Vanessa nodded and took a giant bite of muffin.

“Simply put, a flip is when you’re sent back to moments or periods in your life you’ve already lived. But this time you experience them with all the knowledge you have now. So when you go back to that specific experience this time, you already know what will happen next. It’s like an instant replay in sports but
with
the added knowledge of how the game turns out.”

“Why?”

“Why what?”

“Why do we have them? What’s the point of these flips?”

Jane was surprised Vanessa hadn’t first asked who or what caused them.

“To help you see your life more clearly in retrospect. All memory lies, Vanessa. It paints nice colors over the ugly or disturbing things. Or it cleverly distorts them, bends and twists them, so they fit better into the convenient history we’re all continuously writing and amending of our lives. That fact applies to every conscious being in the cosmos: no matter what you are, your memory is always and for
everything
an unreliable witness. Never trust it to tell you the truth about who you are or how you got here.”

“How do you know all this, Jane?”

“I’ll explain in a minute; one thing at a time.” Jane took the coffee out of Vanessa’s hand, had a sip, and gave it back.

“So why are we back
here
in the mall? Is it important? Should we be looking for something?”

Jane shook her head. “I don’t know yet.”

“Who put us here?”

“I think I did.”

Vanessa didn’t seem surprised by any of this. She took another bite of muffin and sipped coffee, all the time watching Jane. “It kind of reminds me of the movie where the guy keeps re-living the same day again and again.”


Groundhog Day
?”

“Yes.”

“Vanessa, this is different. Because once a flip takes place, your life is never sequential again. One day you’re forty and the next thing you know, you might be fifteen again. There’s never any way of knowing what will be next.”

“You mean from now until I
die
I’m going to move back and forth between the different years I’ve already lived?”

Jane kept her facial expression neutral. “Yes, I believe that’s what will happen.”

Vanessa’s voice rose. “I’ll
never
go back to living a normal—what did you call it—
sequential
life?”

“No.”

The women looked at each other, Jane letting this news sink in before moving to the next fact, which was going to be even harder for Vanessa to believe, much less accept.

“Did I die, Jane? Is that what all this is now, death?”

“No you’re not dead. But—”

“But
what
?”

“Your life won’t progress any farther than today. This is as far as it will go: from now on, today is as old as you’ll ever get. Think of it as coming to the end of a cul de sac when you’re driving: when it happens, you have to turn your car around and go back the way you came.

“You’re forty-three, so everything you experience from now until you die will be your life up
until
today. You’ll travel back and forth across it, setting down here and there but never knowing what age you will be next. No matter where you travel in your life, you’ll always have the mind of the forty-three-year-old you are now.

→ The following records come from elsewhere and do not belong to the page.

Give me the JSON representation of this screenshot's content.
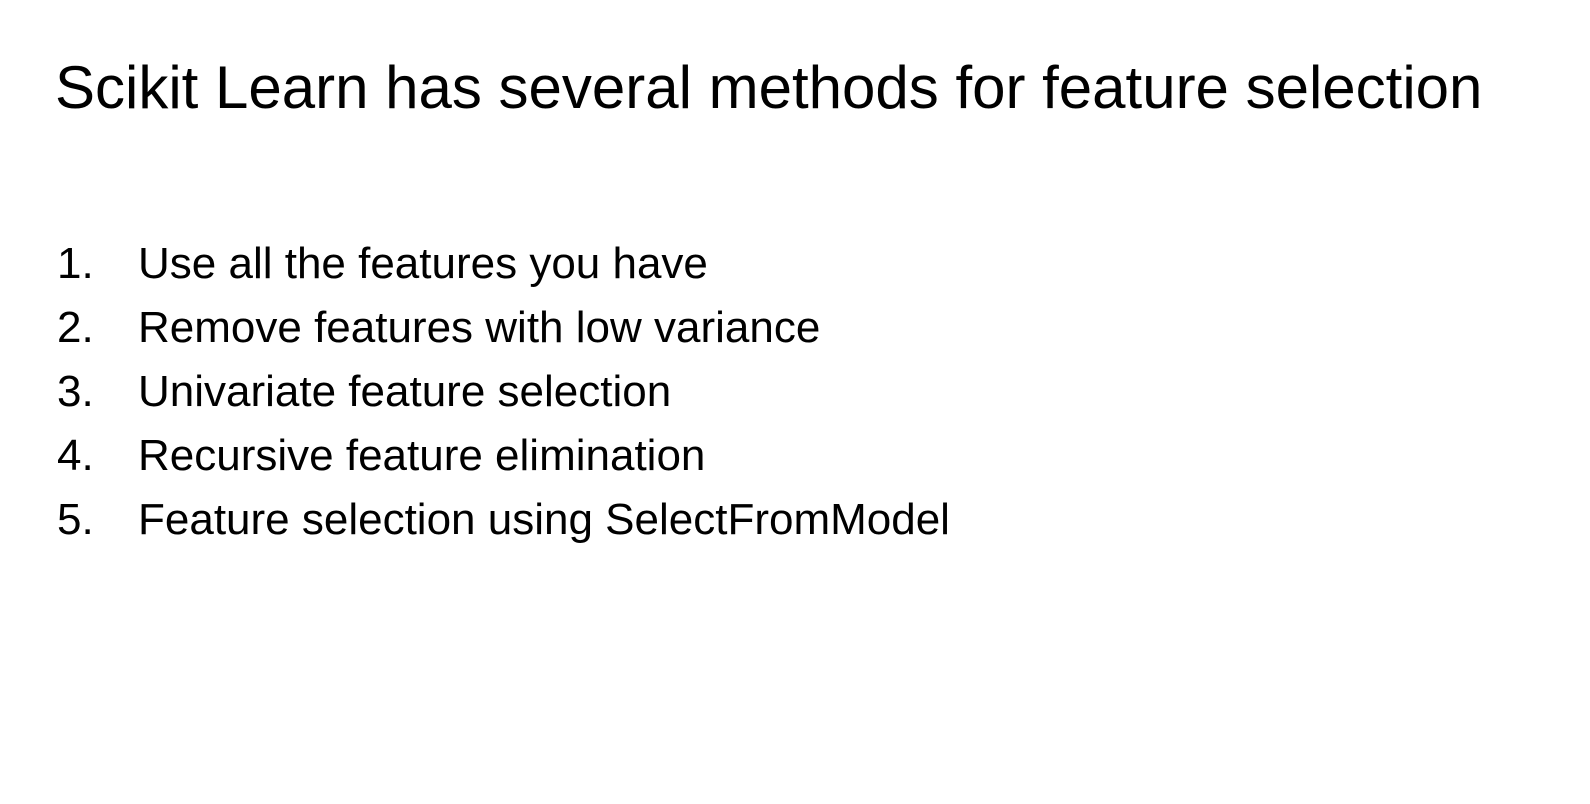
{
  "slide": {
    "title": "Scikit Learn has several methods for feature selection",
    "methods": [
      {
        "number": "1.",
        "text": "Use all the features you have"
      },
      {
        "number": "2.",
        "text": "Remove features with low variance"
      },
      {
        "number": "3.",
        "text": "Univariate feature selection"
      },
      {
        "number": "4.",
        "text": "Recursive feature elimination"
      },
      {
        "number": "5.",
        "text": "Feature selection using SelectFromModel"
      }
    ]
  },
  "colors": {
    "background": "#ffffff",
    "text": "#000000"
  }
}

It’s what happens with a flip.”

“This is
ridiculous
, Jane. You’re crazy.”

“I’m not finished, Vanessa. Remember when I ate the black shiny stuff before?”

“That was disgusting. I thought you were crazy to do it and now I know you really are!”

Jane ignored the insult. “Remember how you knew the name of the cloud in your living room?”

“The Aurora Cobb? Yes, but I don’t know how I knew it. It just came to me.”

Jane nodded. “The name came to you because in a previous life you were what’s called a mechanic. Eventually you were retired and your mechanic’s mind was wiped clean. Then you were moved here to Earth to live with a whole new identity as a human being.

“But they need something from you now, they need something from
us
, so we’re all being reawakened, if it’s the right word. They’re making us aware again of our past as mechanics.”

Vanessa barked a scornful
ha!
“So you’re one too? We’re all mechanics? How comforting. Is it like an elite club or a
cabal
? Do they have a secret password?” She hissed the last sentence like someone nearby might be listening.

Jane knew she’d have to handle this explanation carefully because it was plain Vanessa was close to overload or shutting down and dismissing completely what she was saying. Would it be better to use reason or simply make a dramatic demonstration to convince the singer she was telling her the truth?

“Choose a special day in your life. A day in your past where something very important to you happened.”

Vanessa frowned and put the coffee cup down on the bench. She’d had enough of this crap.

“Please just do it, Vanessa. It’ll show you I’m telling the truth. You want concrete proof? I’m trying to give you some right now. Choose a day or an experience that for whatever reason was significant to you. But don’t tell me anything about it. Just bring up as much of the memory as you can.”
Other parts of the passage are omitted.